Is the machine disk constrained. In other words, are the drives fast enough to keep up with the queries you need to run? If it's memory constrained, then disk speed becomes a larger factor.
Is the machine processor constrained? For example, when you execute the query does the processor spike for long periods of time? Or, are there already lots of other queries running that are taking resources away from yours...
Database Structure:
Do you have indexes on the columns used in your where clause? If the tables do not have indexes then it will have to do a full scan of both tables to determine which records match.
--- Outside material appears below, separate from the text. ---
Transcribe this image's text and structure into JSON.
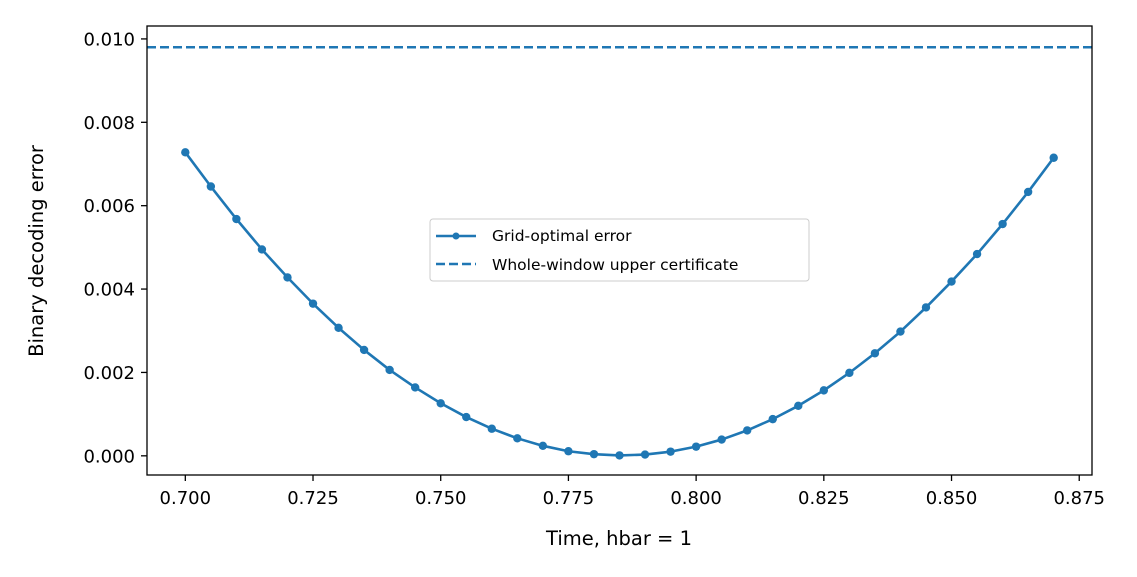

Eliminate the ISNULL function calls. If this is a direct query, have the calling code validate the parameters and set default values before executing. If it is in a stored procedure, do the checks at the top of the s'proc. Unless you are executing this with RECOMPILE that does parameter sniffing, those functions will have to be evaluated for each row..
Network:
Is the network slow between you and the server? Depending on the amount of data pulled you could be pulling GB's of data across the wire. I'm not sure what is stored in the "raw" column. The first question you need to ask here is "how much data is going back to the client?" For example, if each record is 1MB+ in size, then you'll probably have disk and network constraints at play.
General:
I'm not sure what "slow" means in your question. Does it mean that the query is taking around 1 second to process or does it mean it's taking 5 minutes? Everything is relative here.
Basically, it is going to be impossible to give a hard answer without a lot of questions asked by you. All of these will bear out if you profile the queries, understand what and how much is going back to the client and watch the interactions amongst the various parts.
Finally depending on the amount of data going back to the client there might not be a way to improve performance short of hardware changes.
Make sure Stxn.SproviderID, Stxn.status, Stxn.CreatedOn, Stxn.CreatedBy, Stxn.StxnID and SProvider.Sproviderid all have indexes defined.
(NB -- you might not need all, but it can't hurt.)
I don't see much that can be done on the query itself, but I can see things being done on the schema :
Create an index / PK on Stxn.SproviderID
Create an index / PK on SProvider.Sproviderid
Create indexes on status, CreatedOn, CreatedBy, StxnID
Something to consider: When ROWCOUNT or TOP are used with an ORDER BY clause, the entire result set is created and sorted first and then the top 10 results are returned.
How does this run without the Order By clause?